Wii Sports-November 19, 2006
Excite Truck-November 19, 2006
The Legend of Zelda: Twilight Princess-November 19, 2006
WarioWare: Smooth Moves-January 15, 2007
Wii Play-February 12, 2007
Super Paper Mario-April 9, 2007
Mario Party 8-May 29, 2007
Big Brain Academy: Wii Degree-June 11, 2007
Pokémon Battle Revolution-June 25, 2007
Mario Strikers Charged-July 30, 2007
Metroid Prime 3: Corruption-August 27, 2007
Donkey Kong Barrel Blast-October 8, 2007
Battalion Wars 2-October 29, 2007
Fire Emblem: Radiant Dawn-November 11, 2007
Super Mario Galaxy-November 12, 2007
Link's Crossbow Training-November 19, 2007
Endless Ocean-January 21, 2008
Super Smash Bros. Brawl-March 9, 2008
Mario Kart Wii-April 27, 2008
Wii Fit-May 21, 2008

U can see that there was never a drought between releases and their was a large amount of variety. U had things like Zelda, Metroid, Fire Emblem for the really hardcore Nintendo fans, the Wii series, Brain Academy, WarioWare for the more casual gamer, the big casual/core Nintendo titles like Mario platformer, Smash Bros and Mario Kart and some other titles that fall between those categories. Variety+consistency, something Wii U never had.

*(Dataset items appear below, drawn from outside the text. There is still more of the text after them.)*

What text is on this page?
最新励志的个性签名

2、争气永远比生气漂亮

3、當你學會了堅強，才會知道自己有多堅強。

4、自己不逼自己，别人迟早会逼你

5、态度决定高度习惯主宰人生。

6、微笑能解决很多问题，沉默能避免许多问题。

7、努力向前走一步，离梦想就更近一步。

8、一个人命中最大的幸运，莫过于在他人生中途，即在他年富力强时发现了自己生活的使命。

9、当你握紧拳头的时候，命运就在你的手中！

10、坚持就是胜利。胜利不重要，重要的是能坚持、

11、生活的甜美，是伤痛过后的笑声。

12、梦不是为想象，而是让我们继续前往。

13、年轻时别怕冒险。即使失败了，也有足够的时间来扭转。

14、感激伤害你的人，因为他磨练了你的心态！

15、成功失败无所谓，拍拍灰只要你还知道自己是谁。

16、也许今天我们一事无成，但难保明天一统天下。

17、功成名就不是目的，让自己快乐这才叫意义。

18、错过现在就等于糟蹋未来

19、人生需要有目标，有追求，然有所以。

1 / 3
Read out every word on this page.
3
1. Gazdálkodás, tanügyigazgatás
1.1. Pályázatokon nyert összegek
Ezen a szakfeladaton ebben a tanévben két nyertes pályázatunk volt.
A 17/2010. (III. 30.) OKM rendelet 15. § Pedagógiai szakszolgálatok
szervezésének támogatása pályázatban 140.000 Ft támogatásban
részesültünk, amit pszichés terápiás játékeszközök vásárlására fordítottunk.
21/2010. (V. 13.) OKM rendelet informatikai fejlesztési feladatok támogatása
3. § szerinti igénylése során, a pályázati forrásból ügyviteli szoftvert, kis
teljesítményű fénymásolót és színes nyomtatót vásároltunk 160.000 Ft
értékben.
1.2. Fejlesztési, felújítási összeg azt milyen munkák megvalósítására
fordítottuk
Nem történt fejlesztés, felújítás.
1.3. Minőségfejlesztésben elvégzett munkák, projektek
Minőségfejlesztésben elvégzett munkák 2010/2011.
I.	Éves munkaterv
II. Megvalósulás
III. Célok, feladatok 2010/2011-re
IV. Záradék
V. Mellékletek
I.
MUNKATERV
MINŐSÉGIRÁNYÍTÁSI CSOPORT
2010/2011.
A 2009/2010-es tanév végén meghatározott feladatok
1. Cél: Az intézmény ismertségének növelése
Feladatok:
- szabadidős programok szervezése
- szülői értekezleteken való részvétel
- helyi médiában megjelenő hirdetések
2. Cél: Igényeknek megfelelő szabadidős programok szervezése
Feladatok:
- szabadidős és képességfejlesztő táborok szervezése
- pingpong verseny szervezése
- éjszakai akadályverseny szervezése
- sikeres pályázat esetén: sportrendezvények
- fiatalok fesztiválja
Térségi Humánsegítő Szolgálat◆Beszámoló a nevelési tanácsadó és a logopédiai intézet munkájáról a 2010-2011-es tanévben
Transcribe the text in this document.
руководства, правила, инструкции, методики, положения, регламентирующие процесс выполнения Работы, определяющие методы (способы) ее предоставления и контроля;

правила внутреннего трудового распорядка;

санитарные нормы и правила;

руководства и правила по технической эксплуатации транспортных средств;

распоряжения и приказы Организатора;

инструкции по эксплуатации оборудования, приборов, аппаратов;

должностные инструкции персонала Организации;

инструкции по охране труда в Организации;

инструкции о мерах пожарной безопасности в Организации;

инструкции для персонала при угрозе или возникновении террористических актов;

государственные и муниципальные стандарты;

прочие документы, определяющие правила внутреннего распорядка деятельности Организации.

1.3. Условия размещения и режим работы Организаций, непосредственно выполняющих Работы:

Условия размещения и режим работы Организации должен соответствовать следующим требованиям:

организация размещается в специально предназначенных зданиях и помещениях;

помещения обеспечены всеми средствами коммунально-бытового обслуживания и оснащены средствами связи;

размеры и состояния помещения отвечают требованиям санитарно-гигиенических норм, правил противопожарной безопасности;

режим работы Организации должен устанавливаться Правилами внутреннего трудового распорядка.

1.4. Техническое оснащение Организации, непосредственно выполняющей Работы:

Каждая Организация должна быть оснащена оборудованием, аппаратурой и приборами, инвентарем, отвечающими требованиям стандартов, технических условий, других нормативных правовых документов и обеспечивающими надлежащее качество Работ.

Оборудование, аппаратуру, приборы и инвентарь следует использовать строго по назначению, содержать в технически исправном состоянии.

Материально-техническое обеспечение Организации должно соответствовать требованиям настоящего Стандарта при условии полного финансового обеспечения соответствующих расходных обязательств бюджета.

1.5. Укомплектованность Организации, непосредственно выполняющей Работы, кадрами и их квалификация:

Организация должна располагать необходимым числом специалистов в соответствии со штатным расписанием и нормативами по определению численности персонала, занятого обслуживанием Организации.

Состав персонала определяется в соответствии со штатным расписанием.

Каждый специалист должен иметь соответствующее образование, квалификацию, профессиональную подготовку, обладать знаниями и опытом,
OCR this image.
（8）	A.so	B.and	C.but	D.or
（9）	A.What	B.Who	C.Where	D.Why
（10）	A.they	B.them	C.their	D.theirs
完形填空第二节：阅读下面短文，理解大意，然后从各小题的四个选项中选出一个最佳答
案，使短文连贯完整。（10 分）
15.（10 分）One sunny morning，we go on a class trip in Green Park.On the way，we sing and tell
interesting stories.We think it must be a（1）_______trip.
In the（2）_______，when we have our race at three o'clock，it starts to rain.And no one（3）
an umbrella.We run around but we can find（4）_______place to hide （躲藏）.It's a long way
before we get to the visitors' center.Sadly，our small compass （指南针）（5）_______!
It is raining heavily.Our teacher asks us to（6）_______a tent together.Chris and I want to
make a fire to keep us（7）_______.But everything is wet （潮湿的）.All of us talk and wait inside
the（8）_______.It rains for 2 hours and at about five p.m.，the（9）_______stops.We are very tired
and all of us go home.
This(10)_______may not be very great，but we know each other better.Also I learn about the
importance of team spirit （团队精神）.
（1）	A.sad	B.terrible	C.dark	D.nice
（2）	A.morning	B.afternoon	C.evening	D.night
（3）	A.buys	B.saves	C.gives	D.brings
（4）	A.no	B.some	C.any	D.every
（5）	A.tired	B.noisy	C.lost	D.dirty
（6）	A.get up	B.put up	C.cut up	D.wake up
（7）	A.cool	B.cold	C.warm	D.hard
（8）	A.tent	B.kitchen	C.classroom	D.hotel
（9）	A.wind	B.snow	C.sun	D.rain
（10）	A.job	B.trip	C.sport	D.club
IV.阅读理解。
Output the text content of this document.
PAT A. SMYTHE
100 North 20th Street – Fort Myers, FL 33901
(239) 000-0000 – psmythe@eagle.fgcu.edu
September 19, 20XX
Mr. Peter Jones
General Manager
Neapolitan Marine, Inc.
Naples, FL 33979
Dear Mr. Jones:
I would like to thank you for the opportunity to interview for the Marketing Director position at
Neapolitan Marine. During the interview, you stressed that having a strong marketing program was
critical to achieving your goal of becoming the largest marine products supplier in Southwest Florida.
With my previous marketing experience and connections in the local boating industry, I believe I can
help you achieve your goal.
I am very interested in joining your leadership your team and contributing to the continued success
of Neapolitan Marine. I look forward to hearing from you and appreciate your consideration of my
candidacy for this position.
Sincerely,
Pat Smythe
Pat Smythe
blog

Zelda: Twilight Princess, Super Paper Mario, and Fire Emblem were repurposed GameCube games, if you remove those the first year lineup isn't nearly as impressive. 

Still the system really didn't need any of those games ... Wii Sports is what made the console unique and special and that drove hardware adoption for the first 12 months at least. 

Those being repurposed titles doesn't really matter, does it? I fail to see how that's relevant.

Of course Wii Sports along with motion controls was the major selling point for Wii in the early days but to say Wii didn't need other games? That's retarded. Wii Sports couldn't do that alone, it needed other games to maintain and increase hype. Consistency+variety in release schedule HELPED make Wii a worthwhile purchase for many different demographics.



When the herd loses its way, the shepard must kill the bull that leads them astray.